Distraction via exploration

“Scituate Beach, Massachusetts,’’ byThomas Doughty, 1837

“Scituate Beach, Massachusetts,’’ byThomas Doughty, 1837

From Robert Whitcomb’s “Digital Diary,’’ in GoLocal24.com

When things in the world in general and/or in your own little world in particular  seem almost intolerably tense, you can’t beat wandering around in nature without an itinerary for relief.  I remember that fondly from my boyhood in a small, still partly rural, town on Massachusetts Bay. Alone, or with a pal or two, I’d go “exploring’’. And it was a good place to explore.

There were beaches, more pebbles than sand, with rocky headlands and innumerable sea birds, some of which would attack if you approached their nests. There were shark’s eggs to pick up, along with lovely sea glass (this was before the explosion of plastic pollution), and horseshoe crab shells amidst the seaweed dumped on the beach at the high-tide mark. (There were also tin cans to shoot at with BB guns.)
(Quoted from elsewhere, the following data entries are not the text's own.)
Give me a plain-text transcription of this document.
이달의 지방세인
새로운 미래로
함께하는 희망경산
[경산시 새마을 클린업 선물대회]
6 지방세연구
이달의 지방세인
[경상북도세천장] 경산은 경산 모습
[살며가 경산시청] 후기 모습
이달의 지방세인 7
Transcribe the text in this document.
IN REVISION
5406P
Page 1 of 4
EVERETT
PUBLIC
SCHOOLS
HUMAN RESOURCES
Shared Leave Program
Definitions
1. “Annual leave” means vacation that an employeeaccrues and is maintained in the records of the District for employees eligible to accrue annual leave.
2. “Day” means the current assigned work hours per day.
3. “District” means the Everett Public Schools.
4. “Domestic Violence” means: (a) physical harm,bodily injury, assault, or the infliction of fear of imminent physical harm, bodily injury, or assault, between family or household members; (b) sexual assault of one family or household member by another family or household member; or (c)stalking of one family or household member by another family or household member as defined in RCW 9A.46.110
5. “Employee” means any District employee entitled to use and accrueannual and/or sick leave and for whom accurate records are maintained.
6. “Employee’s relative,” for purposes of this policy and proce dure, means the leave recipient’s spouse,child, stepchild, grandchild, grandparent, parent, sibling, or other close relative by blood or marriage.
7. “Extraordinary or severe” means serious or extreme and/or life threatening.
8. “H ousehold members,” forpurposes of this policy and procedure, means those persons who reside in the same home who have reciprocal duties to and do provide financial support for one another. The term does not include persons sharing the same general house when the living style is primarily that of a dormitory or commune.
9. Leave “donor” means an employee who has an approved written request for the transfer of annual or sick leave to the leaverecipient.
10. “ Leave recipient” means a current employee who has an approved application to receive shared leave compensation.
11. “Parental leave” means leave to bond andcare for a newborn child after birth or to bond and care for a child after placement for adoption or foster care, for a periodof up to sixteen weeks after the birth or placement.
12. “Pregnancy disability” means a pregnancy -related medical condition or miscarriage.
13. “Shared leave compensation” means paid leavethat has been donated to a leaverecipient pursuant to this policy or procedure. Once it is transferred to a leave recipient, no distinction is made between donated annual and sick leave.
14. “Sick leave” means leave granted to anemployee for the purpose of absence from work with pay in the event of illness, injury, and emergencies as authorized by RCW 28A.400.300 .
After northeast storms, we’d look for small boats that might have been tossed ashore.

Nearby were bullrush forests along the marshes, through which we’d make trails leading to little “rooms” we’d create. We’d use rowboats to explore the tidal rivers through the marshes, with their often sulfurous smells.

Sometimes in midwinter the more brackish and less salty marsh streams would freeze up and we’d do our exploring on skates.

Inland, small streams beckoned us to find their sources, and we’d check out  a nearby farm, fragrant in certain weather with the aroma of manure, where we would sometimes intentionally irritate the bulls. There were rock-topped mini-mountains and tall oak trees to climb and abandoned houses to trespass in.  (See poem fragment above.) And everywhere pleasing smells, such as  of cedar trees, of which we had a lot, and flowering trees in May, of wet, newly cut grass and  of rotting apples on the ground in the fall.

And the sights, smells and sounds could vary much from day to day, with the sharpest changes in early spring.  Every day’s light was different.

What a miraculous world!

— Photo by Stefan-Xp

— Photo by Stefan-Xp

While this winter has generally been milder than usual, it looks like we won’t be getting the “January Thaw” – that  sweet stretch of days with temps in the 50s that we often get at this time of year in New England, giving us a tempting taste of spring. A January Thaw would have been particularly appreciated by  COVID-desperate restaurant owners because they could more comfortably serve customers outdoors.

Meanwhile, while most (?) New Englanders like mild winters, that our winters are getting warmer and shorter is a bad sign for the world, showing that man-fueled global warming is speeding up.